Когда-то у нее был дружок. Тогда она думала, что друг, но со временем привыкла думать о нем именно так – дружок. Мама часто вспоминала: «Помнишь, тот, твой дружок…» Подчеркивая несерьезность. Упрекая за поспешность. Были встречи, цветы, поцелуи даже, да и не только поцелуи. Все было. Все, что положено для настоящей, правда, немного торопливой и жадной любви. Торопливым был он, жадной она. Ей казалось – это возраст. Обоим им было уже за тридцать. С ней это происходило впервые.
Мама упрекала неспроста. Раиса тогда не задумывалась о том, что скажут люди. А мама не забывала. Официальная регистрация брака казалась Раисе неестественной заминкой. Ей хотелось быть рядом со своим избранником. Она собирала чемоданы, а мама стояла в дверях, поджав губы. И все повторяла: «Остановись, не торопись, подумай». Но Раиса все хорошо обдумала. Так ей тогда казалось.
Теперь она знала наверняка, что все ее «железные» доводы были совсем не логичными, все рассуждения, весь здравый смысл – абсурдными. Она потеряла голову. «Тот твой дружок, из-за которого ты потеряла голову», – так потом говорила мама. И была права. Так все и было. Хотя казалось совсем по-другому…

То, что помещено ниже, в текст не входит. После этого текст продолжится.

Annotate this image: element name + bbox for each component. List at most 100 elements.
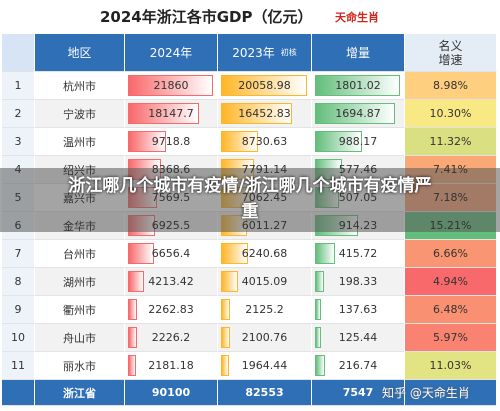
header-cell [2, 34, 35, 72]
cell-text: 温州市 [63, 135, 96, 149]
cell-text: 4 [14, 163, 22, 176]
data-bar [221, 103, 292, 124]
table-cell: 3 [2, 128, 35, 156]
total-cell: 7547 [312, 380, 405, 406]
table-cell: 2181.18 [125, 352, 218, 380]
table-cell: 216.74 [312, 352, 405, 380]
data-bar [315, 75, 400, 96]
brand: 天命生肖 [335, 11, 379, 24]
data-bar [221, 75, 307, 96]
header-text: 2024年 [149, 45, 193, 60]
cell-text: 6011.27 [241, 219, 288, 232]
table-cell: 415.72 [312, 240, 405, 268]
overlay-text: 浙江哪几个城市有疫情/浙江哪几个城市有疫情严重 [68, 176, 432, 222]
table-cell: 6.48% [405, 296, 497, 324]
table-cell: 9 [2, 296, 35, 324]
data-bar [128, 299, 137, 320]
cell-text: 10.30% [429, 107, 472, 120]
table-cell: 1801.02 [312, 72, 405, 100]
table-cell: 4.94% [405, 268, 497, 296]
cell-text: 16452.83 [238, 107, 291, 120]
table-cell: 20058.98 [218, 72, 312, 100]
cell-text: 988.17 [338, 135, 378, 148]
table-cell: 2262.83 [125, 296, 218, 324]
cell-text: 丽水市 [63, 359, 96, 373]
cell-text: 3 [14, 135, 22, 148]
header-text: 2023年 [232, 45, 275, 60]
cell-text: 金华市 [63, 219, 96, 233]
cell-text: 18147.7 [148, 107, 194, 120]
data-bar [315, 355, 326, 376]
cell-text: 5 [14, 191, 22, 204]
data-bar [128, 75, 213, 96]
cell-text: 9 [14, 303, 22, 316]
data-bar [128, 327, 137, 348]
table-cell: 7 [2, 240, 35, 268]
table-cell: 8 [2, 268, 35, 296]
data-bar [128, 103, 199, 124]
cell-text: 湖州市 [63, 275, 96, 289]
cell-text: 7791.14 [241, 163, 288, 176]
data-bar [315, 243, 335, 264]
data-bar [128, 243, 154, 264]
table-cell: 4015.09 [218, 268, 312, 296]
cell-text: 198.33 [338, 275, 378, 288]
total-text: 82553 [245, 386, 284, 399]
cell-text: 衢州市 [63, 303, 96, 317]
cell-text: 7.18% [433, 191, 468, 204]
cell-text: 6 [14, 219, 22, 232]
cell-text: 2125.2 [245, 303, 284, 316]
header-note: 初核 [280, 47, 297, 57]
overlay-band [0, 168, 500, 232]
table-cell: 10 [2, 324, 35, 352]
header-cell: 地区 [35, 34, 125, 72]
cell-text: 8368.6 [151, 163, 191, 176]
data-bar [315, 271, 325, 292]
table-cell: 1 [2, 72, 35, 100]
table-cell: 2125.2 [218, 296, 312, 324]
cell-text: 嘉兴市 [63, 191, 96, 205]
cell-text: 台州市 [63, 247, 96, 261]
data-bar [128, 131, 166, 152]
cell-text: 7 [14, 247, 22, 260]
cell-text: 21860 [153, 79, 189, 92]
header-cell: 名义 增速 [405, 34, 497, 72]
cell-text: 5.97% [433, 331, 468, 344]
cell-text: 2226.2 [151, 331, 191, 344]
table-cell: 舟山市 [35, 324, 125, 352]
cell-text: 11 [11, 359, 25, 372]
table-cell: 温州市 [35, 128, 125, 156]
cell-text: 绍兴市 [63, 163, 96, 177]
cell-text: 125.44 [338, 331, 378, 344]
cell-text: 216.74 [338, 359, 378, 372]
cell-text: 6240.68 [241, 247, 288, 260]
cell-text: 4213.42 [148, 275, 194, 288]
table-cell: 6.66% [405, 240, 497, 268]
table-cell: 5.97% [405, 324, 497, 352]
cell-text: 137.63 [338, 303, 378, 316]
cell-text: 914.23 [338, 219, 378, 232]
cell-text: 10 [11, 331, 25, 344]
data-bar [315, 299, 322, 320]
table-cell: 18147.7 [125, 100, 218, 128]
table-cell: 台州市 [35, 240, 125, 268]
cell-text: 2262.83 [148, 303, 194, 316]
watermark: 知乎 @天命生肖 [382, 386, 470, 400]
table-cell: 4213.42 [125, 268, 218, 296]
header-text: 增量 [345, 45, 370, 60]
cell-text: 7062.45 [241, 191, 288, 204]
cell-text: 8730.63 [241, 135, 288, 148]
cell-text: 4.94% [433, 275, 468, 288]
total-cell [405, 380, 497, 406]
table-cell: 137.63 [312, 296, 405, 324]
cell-text: 1 [14, 79, 22, 92]
cell-text: 8 [14, 275, 22, 288]
table-cell: 丽水市 [35, 352, 125, 380]
table-cell: 11 [2, 352, 35, 380]
table-cell: 125.44 [312, 324, 405, 352]
total-cell: 浙江省 [35, 380, 125, 406]
cell-text: 2181.18 [148, 359, 194, 372]
total-text: 7547 [342, 386, 374, 399]
table-cell: 湖州市 [35, 268, 125, 296]
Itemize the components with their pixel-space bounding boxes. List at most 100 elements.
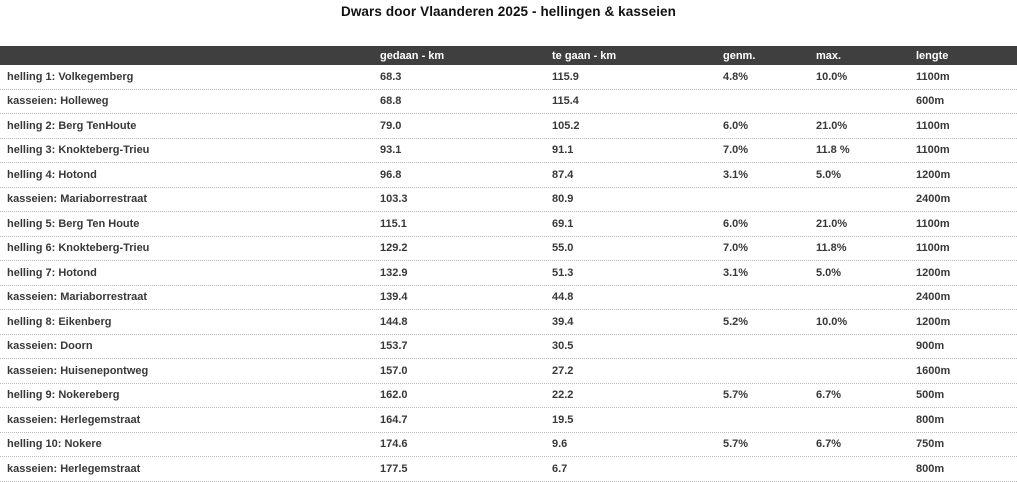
segment-name: kasseien: Holleweg bbox=[7, 95, 109, 108]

Они прожили вместе целый год. Раиса была счастлива. Она считала, что он тоже счастлив. И так она думала до тех самых пор, пока он не выгнал ее. Сначала она решила, что ушла сама. Но потом поняла – он выгнал. Это так называется. Нет, он не говорил: «Уходи. Ты мне надоела». Он сказал: «Я больше не могу. Ты не женщина. Клуша какая-то…» Лучше бы он ее ударил. Она бы простила. Но «клушу» простить не смогла. Она сразу поняла, что это значит. Клуша – это та, которая бежит с работы как угорелая, чтобы напоить тепленьким молочком своего бедненького простуженного мальчика. Клуша – та, которая сидит с ним рядом в стоптанных тапочках и в стареньком, застиранном халате, упиваясь возвышенными разговорами о литературе, не замечая, что чуть потекла тушь под левым глазом, растрепалась прическа. Клуша – это та, которая даже в постели остается заботливой мамочкой: «Тебе было хорошо, мой мальчик?»
Тогда Раисе хотелось плакать. Зарыться головой в подушку и рыдать дни напролет. Но в дверях, пока она распаковывала чемоданы, снова стояла мама, поджав губы. А из-за ее спины выглядывал растерянный Славик.